Which mentions a few details like 16GB HBM per chip with 600GB/s memory bandwidth.

(3) I agree completely with you that the comparisons are hard. I'm very glad the authors of the blog post are listening to the feedback they're getting here -- on the LSTM, on batch size comparisons, and about precision and being clear about which things they're measuring.

(Reminder disclosure: It's awkward talking about Google in the third person since they pay me part time, but I'm trying to take this discussion with my academic hat also. This nested series of disclaimers is an amusing commentary about how small the machine learning + systems community is.)

Thank you for your feedback! (author here)

Our intention is really to provide a sound comparison.

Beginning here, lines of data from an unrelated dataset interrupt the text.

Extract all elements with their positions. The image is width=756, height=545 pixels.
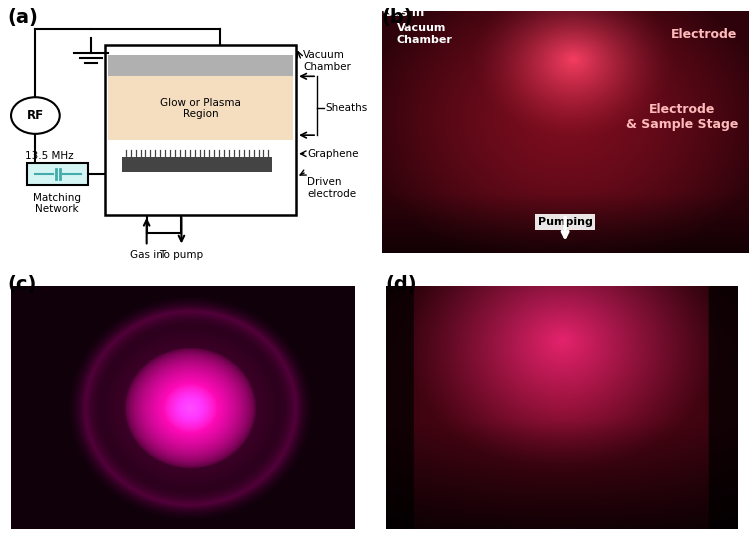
- Text: Vacuum
Chamber: Vacuum Chamber: [396, 23, 452, 45]
- Text: 13.5 MHz: 13.5 MHz: [25, 151, 73, 161]
- Text: Driven
electrode: Driven electrode: [308, 177, 357, 198]
- Bar: [108, 76, 293, 141]
- Text: (d): (d): [386, 275, 417, 294]
- Text: Vacuum
Chamber: Vacuum Chamber: [303, 50, 351, 72]
- Text: (b): (b): [382, 8, 414, 27]
- Text: Electrode: Electrode: [671, 28, 738, 41]
- Text: Graphene: Graphene: [308, 149, 359, 159]
- Text: To pump: To pump: [160, 250, 203, 261]
- Text: Matching
Network: Matching Network: [33, 193, 81, 214]
- Text: (c): (c): [8, 275, 37, 294]
- Text: (a): (a): [8, 8, 39, 27]
- Bar: [105, 45, 296, 215]
- Text: RF: RF: [26, 109, 44, 122]
- Text: Electrode
& Sample Stage: Electrode & Sample Stage: [626, 103, 739, 131]
- Text: Gas in: Gas in: [130, 250, 163, 261]
- Text: Glow or Plasma
Region: Glow or Plasma Region: [160, 98, 241, 119]
- Text: Pumping: Pumping: [538, 217, 593, 227]
- Bar: [122, 158, 272, 172]
- Bar: [108, 56, 293, 80]
- Circle shape: [11, 97, 60, 134]
- Text: Sheaths: Sheaths: [326, 104, 368, 113]
- Text: Gas in: Gas in: [383, 5, 424, 19]
- Bar: [26, 162, 88, 185]
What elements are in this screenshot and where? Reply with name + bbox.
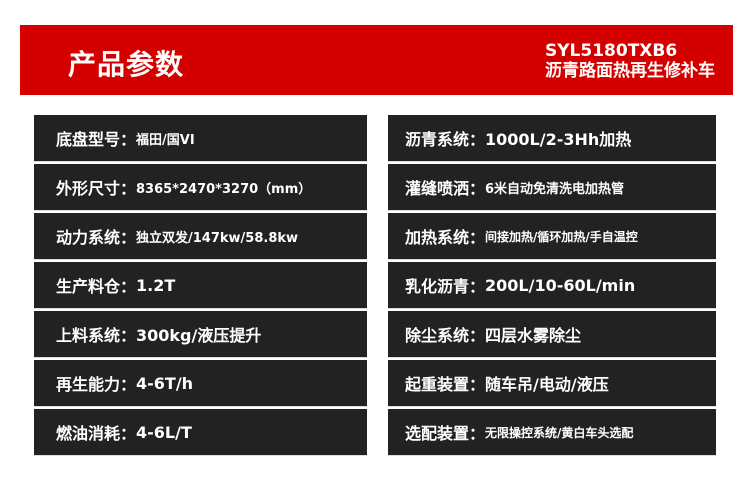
spec-row: 生产料仓： 1.2T <box>34 262 367 309</box>
spec-row: 除尘系统： 四层水雾除尘 <box>388 311 716 358</box>
spec-label: 加热系统： <box>405 228 486 247</box>
spec-value: 4-6T/h <box>136 373 194 393</box>
spec-label: 选配装置： <box>405 424 486 443</box>
spec-value: 4-6L/T <box>136 422 192 442</box>
model-number: SYL5180TXB6 <box>545 41 678 61</box>
spec-value: 无限操控系统/黄白车头选配 <box>485 425 634 440</box>
spec-row: 沥青系统： 1000L/2-3Hh加热 <box>388 115 716 162</box>
page-title: 产品参数 <box>68 48 185 81</box>
product-name: 沥青路面热再生修补车 <box>545 61 715 81</box>
spec-row: 外形尺寸： 8365*2470*3270（mm） <box>34 164 367 211</box>
spec-label: 沥青系统： <box>405 130 486 149</box>
model-block: SYL5180TXB6 沥青路面热再生修补车 <box>545 41 715 81</box>
spec-label: 底盘型号： <box>56 130 137 149</box>
spec-column-right: 沥青系统： 1000L/2-3Hh加热 灌缝喷洒： 6米自动免清洗电加热管 加热系统… <box>388 115 716 458</box>
spec-value: 1000L/2-3Hh加热 <box>485 130 632 149</box>
spec-row: 底盘型号： 福田/国VI <box>34 115 367 162</box>
spec-label: 动力系统： <box>56 228 137 247</box>
spec-row: 再生能力： 4-6T/h <box>34 360 367 407</box>
spec-row: 动力系统： 独立双发/147kw/58.8kw <box>34 213 367 260</box>
spec-value: 8365*2470*3270（mm） <box>136 181 312 197</box>
spec-value: 福田/国VI <box>136 132 195 148</box>
spec-label: 灌缝喷洒： <box>405 179 486 198</box>
spec-column-left: 底盘型号： 福田/国VI 外形尺寸： 8365*2470*3270（mm） 动力系统… <box>34 115 367 458</box>
spec-value: 6米自动免清洗电加热管 <box>485 181 625 197</box>
spec-label: 外形尺寸： <box>56 179 137 198</box>
spec-value: 300kg/液压提升 <box>136 326 262 345</box>
spec-value: 独立双发/147kw/58.8kw <box>136 230 299 246</box>
header-banner: 产品参数 SYL5180TXB6 沥青路面热再生修补车 <box>20 25 733 95</box>
spec-label: 再生能力： <box>56 375 137 394</box>
spec-label: 燃油消耗： <box>56 424 137 443</box>
spec-value: 四层水雾除尘 <box>485 326 582 345</box>
spec-row: 选配装置： 无限操控系统/黄白车头选配 <box>388 409 716 456</box>
spec-row: 乳化沥青： 200L/10-60L/min <box>388 262 716 309</box>
spec-label: 生产料仓： <box>56 277 137 296</box>
spec-row: 灌缝喷洒： 6米自动免清洗电加热管 <box>388 164 716 211</box>
spec-value: 随车吊/电动/液压 <box>485 375 609 394</box>
spec-value: 间接加热/循环加热/手自温控 <box>485 229 638 244</box>
spec-row: 加热系统： 间接加热/循环加热/手自温控 <box>388 213 716 260</box>
spec-value: 200L/10-60L/min <box>485 275 636 295</box>
spec-row: 起重装置： 随车吊/电动/液压 <box>388 360 716 407</box>
spec-label: 上料系统： <box>56 326 137 345</box>
spec-label: 除尘系统： <box>405 326 486 345</box>
spec-label: 起重装置： <box>405 375 486 394</box>
spec-row: 燃油消耗： 4-6L/T <box>34 409 367 456</box>
spec-row: 上料系统： 300kg/液压提升 <box>34 311 367 358</box>
spec-label: 乳化沥青： <box>405 277 486 296</box>
spec-value: 1.2T <box>136 275 176 295</box>
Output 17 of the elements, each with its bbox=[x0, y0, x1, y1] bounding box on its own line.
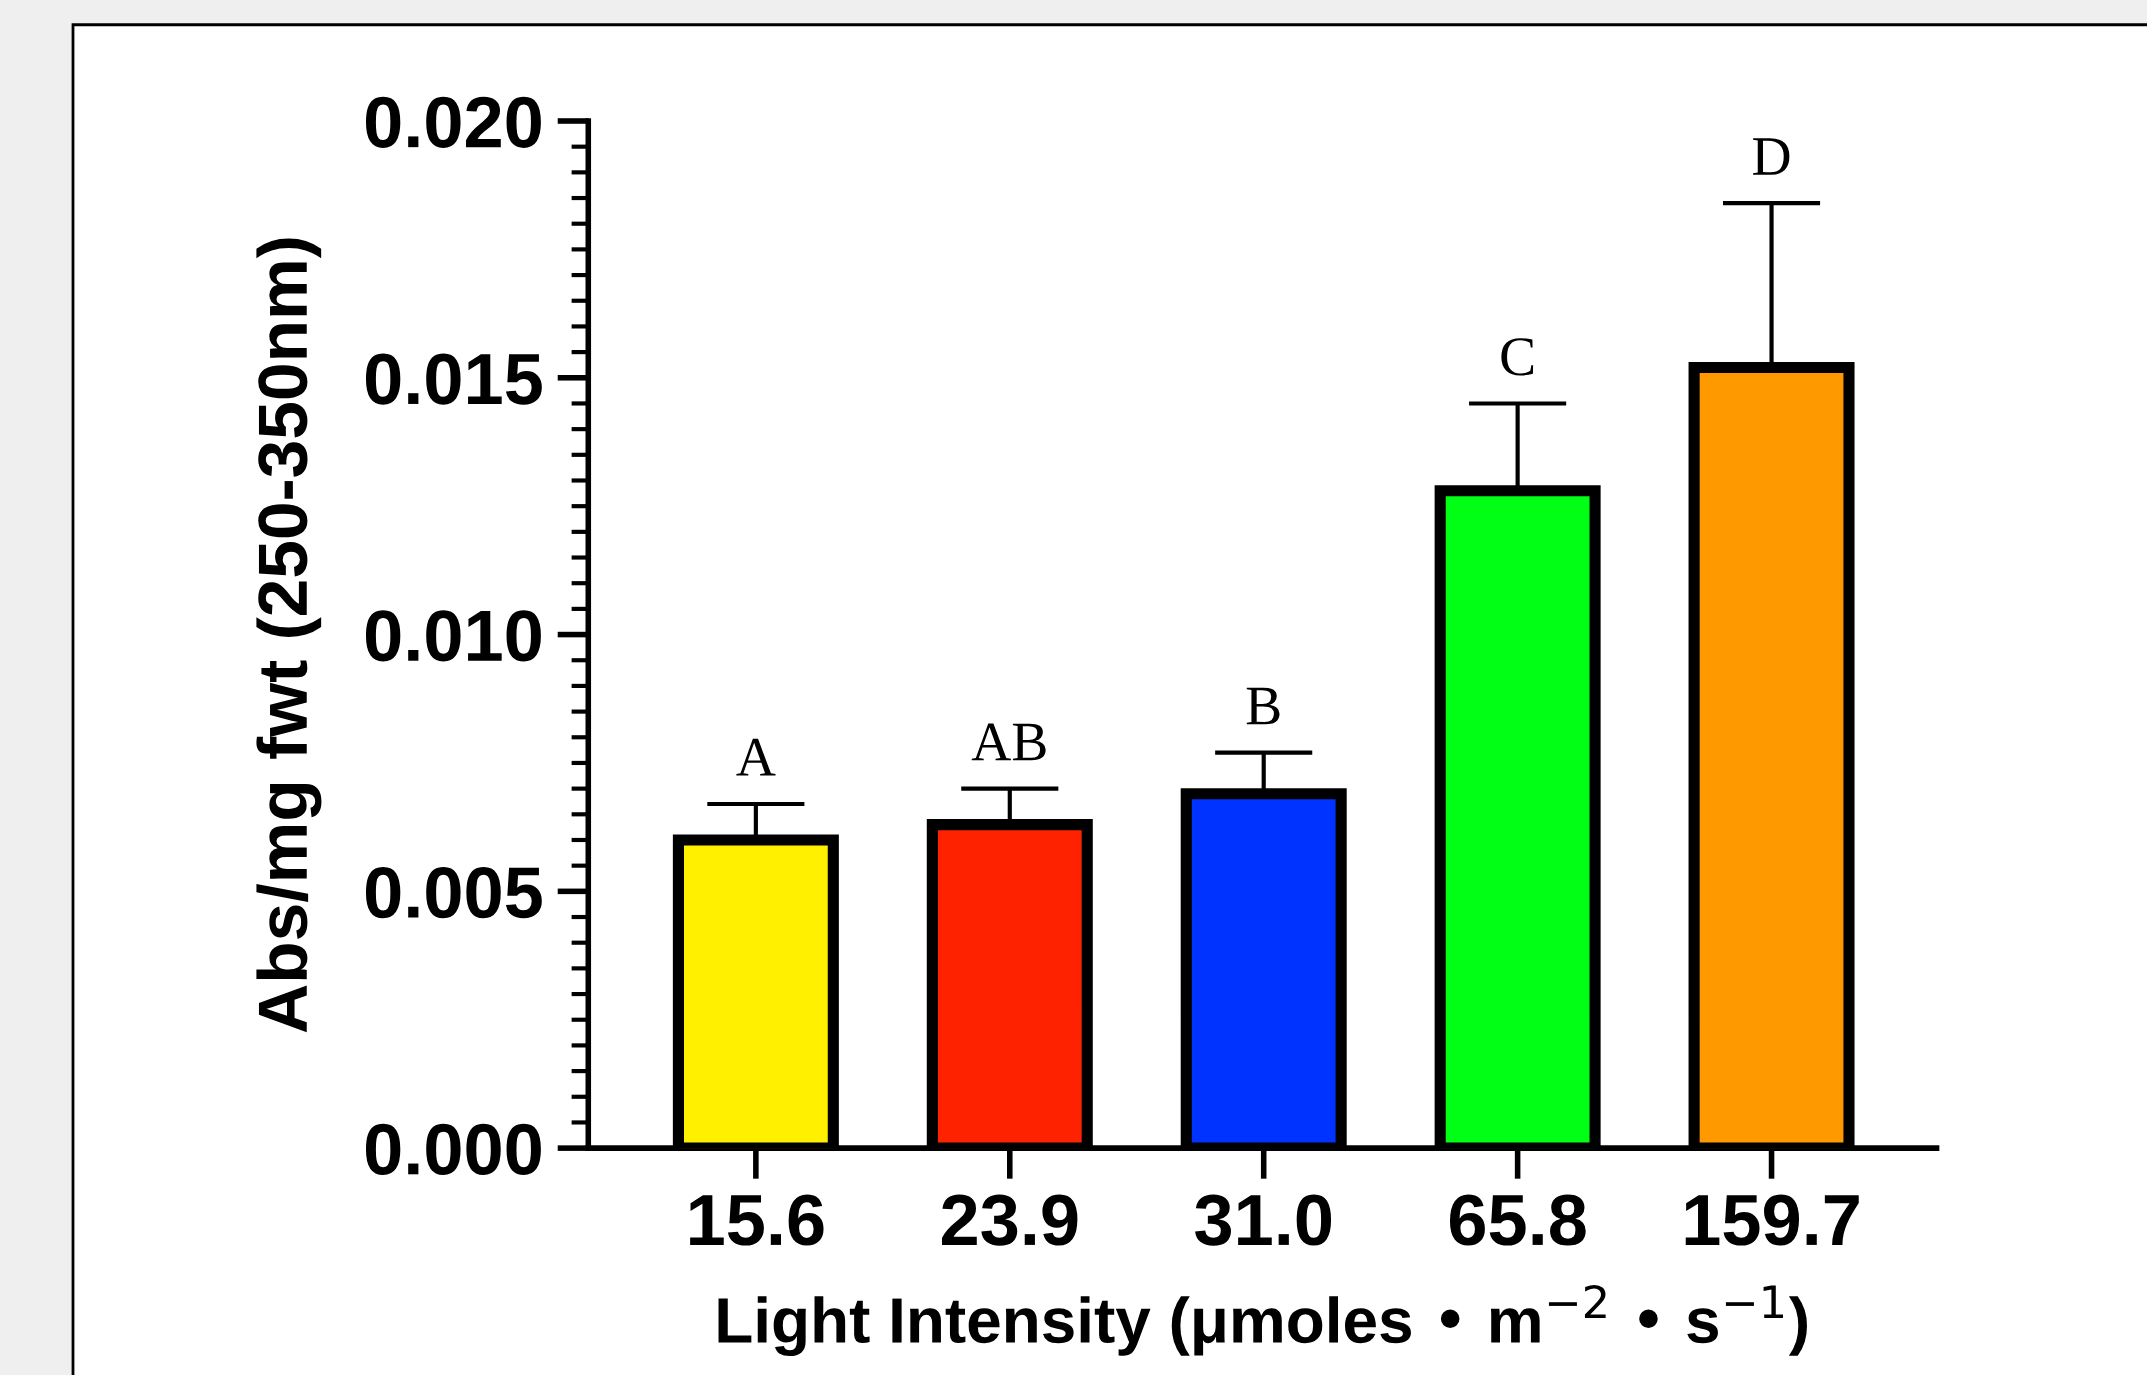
annotation: B bbox=[1246, 687, 1280, 725]
x-axis-title: Light Intensity (μmoles • m$^{−2}$ • s$^{−1}$) bbox=[718, 1284, 1807, 1357]
annotation: D bbox=[1753, 138, 1790, 175]
y-tick-label: 0.020 bbox=[365, 96, 541, 148]
y-tick-label: 0.010 bbox=[365, 610, 541, 662]
y-axis-title: Abs/mg fwt (250-350nm) bbox=[256, 238, 322, 1033]
y-tick-label: 0.015 bbox=[365, 353, 542, 405]
annotation: AB bbox=[971, 723, 1046, 761]
annotation: C bbox=[1501, 338, 1534, 376]
y-tick-label: 0.005 bbox=[365, 867, 542, 919]
x-tick-label: 159.7 bbox=[1685, 1194, 1859, 1246]
y-tick-label: 0.000 bbox=[365, 1123, 541, 1176]
x-tick-label: 15.6 bbox=[690, 1194, 824, 1246]
x-tick-label: 31.0 bbox=[1195, 1194, 1332, 1246]
x-tick-label: 23.9 bbox=[942, 1194, 1078, 1246]
annotation: A bbox=[736, 738, 776, 776]
x-tick-label: 65.8 bbox=[1449, 1194, 1586, 1246]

I think we agree that these kinds of comparisons can be hard given the constraints (e.g., lack of available technical information on TPUv2 or public implementations of optimized models for certain architectures). As I stated elsewhere, we are collecting all of the feedback and will run additional experiments.

If you know of an implementation of a mixed-precision/fp16 model that you'd like to see results for, please let us know! I may also reach out directly to you for that if you don't mind.